Human intelligence plays a central role in this discussion. It is not only about knowledge but also about intangibles such as nonlinear reasoning, experience-shaped interpretations, and contextual judgments—elements that conventional datasets often miss.

If AGI means building systems that can operate with the flexibility and depth of human thought, then the missing input is not simply more content, but a rich representation of how people actually think. We need a model where humans are not just sources of training data but active participants in the development of AGI.

In practice, this means capturing reasoning processes as well as answers, recording how people arrived at those answers, and gathering information with the value judgements and contextual interpretations that shape how that information is used. This kind of training data is harder to obtain than scraped text, but it is far more valuable if the objective is to build systems that move beyond the appearance of intelligence.

The Intelligence Revolution

One of the defining features of the current AI model is that human knowledge, creativity, and behavioral data are routinely absorbed into the development of AI systems without any meaningful compensation. If the next stage of AI depends more directly on human input, the case for treating people as contributors rather than passive resources becomes stronger, both ethically and commercially.
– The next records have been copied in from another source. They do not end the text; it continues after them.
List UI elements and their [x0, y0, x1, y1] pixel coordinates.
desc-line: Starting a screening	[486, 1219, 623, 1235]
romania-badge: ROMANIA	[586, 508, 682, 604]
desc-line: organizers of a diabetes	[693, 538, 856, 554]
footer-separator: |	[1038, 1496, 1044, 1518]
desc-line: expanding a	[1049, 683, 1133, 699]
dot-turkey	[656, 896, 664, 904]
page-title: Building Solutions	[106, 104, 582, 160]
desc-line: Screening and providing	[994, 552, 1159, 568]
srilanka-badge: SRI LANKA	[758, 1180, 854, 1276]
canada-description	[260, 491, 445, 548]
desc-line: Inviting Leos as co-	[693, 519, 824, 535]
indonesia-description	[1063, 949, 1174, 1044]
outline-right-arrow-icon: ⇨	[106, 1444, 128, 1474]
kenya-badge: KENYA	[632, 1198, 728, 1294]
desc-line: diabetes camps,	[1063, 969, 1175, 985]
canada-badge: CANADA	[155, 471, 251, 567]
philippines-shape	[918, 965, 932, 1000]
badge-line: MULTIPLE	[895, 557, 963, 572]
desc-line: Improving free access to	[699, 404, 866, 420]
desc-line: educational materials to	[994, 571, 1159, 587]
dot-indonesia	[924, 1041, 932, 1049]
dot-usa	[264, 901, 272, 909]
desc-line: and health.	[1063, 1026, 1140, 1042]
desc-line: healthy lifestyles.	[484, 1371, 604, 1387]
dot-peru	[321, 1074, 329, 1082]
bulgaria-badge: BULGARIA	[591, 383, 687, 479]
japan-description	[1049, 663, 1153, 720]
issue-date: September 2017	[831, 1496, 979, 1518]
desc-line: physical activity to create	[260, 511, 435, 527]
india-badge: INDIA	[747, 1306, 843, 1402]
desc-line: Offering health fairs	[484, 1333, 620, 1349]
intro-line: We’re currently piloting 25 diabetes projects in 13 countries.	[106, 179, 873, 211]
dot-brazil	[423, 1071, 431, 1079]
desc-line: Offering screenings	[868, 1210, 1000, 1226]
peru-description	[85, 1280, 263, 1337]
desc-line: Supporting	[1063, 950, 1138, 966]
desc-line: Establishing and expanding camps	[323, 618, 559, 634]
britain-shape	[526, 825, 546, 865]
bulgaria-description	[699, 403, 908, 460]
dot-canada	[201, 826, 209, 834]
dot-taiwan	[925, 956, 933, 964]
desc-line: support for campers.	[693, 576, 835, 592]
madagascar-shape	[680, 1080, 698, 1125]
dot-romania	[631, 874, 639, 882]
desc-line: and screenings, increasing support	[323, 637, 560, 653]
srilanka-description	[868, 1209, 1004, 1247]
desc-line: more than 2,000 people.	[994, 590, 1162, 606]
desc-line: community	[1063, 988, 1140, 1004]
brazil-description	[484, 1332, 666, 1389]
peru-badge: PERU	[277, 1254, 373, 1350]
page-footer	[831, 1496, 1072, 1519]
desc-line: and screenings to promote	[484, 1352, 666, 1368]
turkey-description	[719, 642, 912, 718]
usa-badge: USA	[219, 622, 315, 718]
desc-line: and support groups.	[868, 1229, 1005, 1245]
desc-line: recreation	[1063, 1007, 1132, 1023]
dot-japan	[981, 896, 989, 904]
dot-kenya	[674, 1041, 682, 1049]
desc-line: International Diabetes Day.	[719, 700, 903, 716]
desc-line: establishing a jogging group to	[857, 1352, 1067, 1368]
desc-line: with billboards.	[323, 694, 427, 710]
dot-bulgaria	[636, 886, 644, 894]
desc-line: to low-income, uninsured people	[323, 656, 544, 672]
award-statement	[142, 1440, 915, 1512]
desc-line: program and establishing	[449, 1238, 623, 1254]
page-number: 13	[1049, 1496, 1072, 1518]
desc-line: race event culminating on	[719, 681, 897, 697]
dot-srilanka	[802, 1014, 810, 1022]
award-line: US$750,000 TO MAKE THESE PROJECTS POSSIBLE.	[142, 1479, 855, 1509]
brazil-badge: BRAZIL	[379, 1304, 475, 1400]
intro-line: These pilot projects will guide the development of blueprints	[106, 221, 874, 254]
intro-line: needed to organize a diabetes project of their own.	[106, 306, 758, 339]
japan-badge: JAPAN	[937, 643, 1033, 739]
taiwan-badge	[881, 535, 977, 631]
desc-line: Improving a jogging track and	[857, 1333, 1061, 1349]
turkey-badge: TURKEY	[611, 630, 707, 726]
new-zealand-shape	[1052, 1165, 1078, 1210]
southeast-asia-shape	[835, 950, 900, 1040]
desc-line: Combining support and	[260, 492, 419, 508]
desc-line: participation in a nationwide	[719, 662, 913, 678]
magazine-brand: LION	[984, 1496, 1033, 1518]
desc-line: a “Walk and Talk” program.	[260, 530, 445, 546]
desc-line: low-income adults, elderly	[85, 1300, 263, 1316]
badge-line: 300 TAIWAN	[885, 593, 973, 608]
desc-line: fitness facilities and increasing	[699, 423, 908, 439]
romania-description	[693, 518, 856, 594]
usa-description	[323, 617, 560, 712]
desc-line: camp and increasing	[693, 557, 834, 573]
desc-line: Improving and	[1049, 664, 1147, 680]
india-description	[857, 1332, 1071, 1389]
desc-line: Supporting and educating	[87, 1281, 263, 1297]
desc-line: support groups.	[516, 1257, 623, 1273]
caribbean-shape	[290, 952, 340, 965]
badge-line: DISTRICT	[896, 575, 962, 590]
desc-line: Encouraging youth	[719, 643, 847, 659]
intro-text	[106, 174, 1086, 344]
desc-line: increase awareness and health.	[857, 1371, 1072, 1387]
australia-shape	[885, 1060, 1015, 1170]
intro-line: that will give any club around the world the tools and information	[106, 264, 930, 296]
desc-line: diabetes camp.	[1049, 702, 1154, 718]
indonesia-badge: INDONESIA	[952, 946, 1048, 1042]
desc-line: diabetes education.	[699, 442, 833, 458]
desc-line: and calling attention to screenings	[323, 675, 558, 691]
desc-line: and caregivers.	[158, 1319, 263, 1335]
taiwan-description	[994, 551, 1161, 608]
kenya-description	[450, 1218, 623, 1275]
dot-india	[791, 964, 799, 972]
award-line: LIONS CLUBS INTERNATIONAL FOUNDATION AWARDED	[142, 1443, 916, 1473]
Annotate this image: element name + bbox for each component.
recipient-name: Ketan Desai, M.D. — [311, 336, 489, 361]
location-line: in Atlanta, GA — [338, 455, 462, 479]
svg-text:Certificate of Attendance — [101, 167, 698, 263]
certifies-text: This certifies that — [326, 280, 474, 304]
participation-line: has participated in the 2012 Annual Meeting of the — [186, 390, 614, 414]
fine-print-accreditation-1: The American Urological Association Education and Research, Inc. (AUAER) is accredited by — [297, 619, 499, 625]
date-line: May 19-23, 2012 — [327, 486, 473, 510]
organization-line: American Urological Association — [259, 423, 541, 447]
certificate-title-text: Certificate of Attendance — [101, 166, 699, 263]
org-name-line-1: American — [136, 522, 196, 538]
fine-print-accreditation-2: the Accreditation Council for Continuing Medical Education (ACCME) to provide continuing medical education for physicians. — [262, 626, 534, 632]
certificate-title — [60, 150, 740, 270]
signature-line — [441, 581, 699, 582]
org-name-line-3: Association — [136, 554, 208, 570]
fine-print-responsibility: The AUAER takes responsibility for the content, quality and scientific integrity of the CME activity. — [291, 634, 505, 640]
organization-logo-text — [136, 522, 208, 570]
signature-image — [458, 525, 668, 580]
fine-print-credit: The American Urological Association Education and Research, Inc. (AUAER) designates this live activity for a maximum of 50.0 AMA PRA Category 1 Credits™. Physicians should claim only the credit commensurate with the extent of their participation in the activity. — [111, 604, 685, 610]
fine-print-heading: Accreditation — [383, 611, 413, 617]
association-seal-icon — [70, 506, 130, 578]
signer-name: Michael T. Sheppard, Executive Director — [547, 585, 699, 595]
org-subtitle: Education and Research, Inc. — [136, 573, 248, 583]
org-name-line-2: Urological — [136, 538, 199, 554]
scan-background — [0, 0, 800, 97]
There is no reason for a future shaped by AI to be discussed only in terms of job displacement. Part of that future will involve new forms of work centered on training, refining, and evaluating AI. Platforms like Humanix point towards how that model might begin to take shape.

Two Roads Diverged

The path to AGI will depend on a more honest understanding of what today’s systems can and cannot do. As I see it, we stand at a fork in the road. One path continues embedding unintelligent AI deeper into the economy, hoping that scale, synthetic data, and brute-force optimization will eventually yield higher intelligence.

The result may be faster, more polished, and more commercially pervasive systems, but also inevitable devaluation as performance plateaus and models grow increasingly dependent on degraded, circular training data. The other path recognizes that the next stage of AI development depends on a deliberate integration of human intelligence itself, because the qualities we associate with general intelligence do not appear automatically when a model grows large enough.

If we are serious about AGI, that is the work in front of us: not just building more capable systems but building systems that can meaningfully incorporate the aspects of human intelligence that current models still lack. Data has taken us a very long way, but people are the key to unlocking what comes next.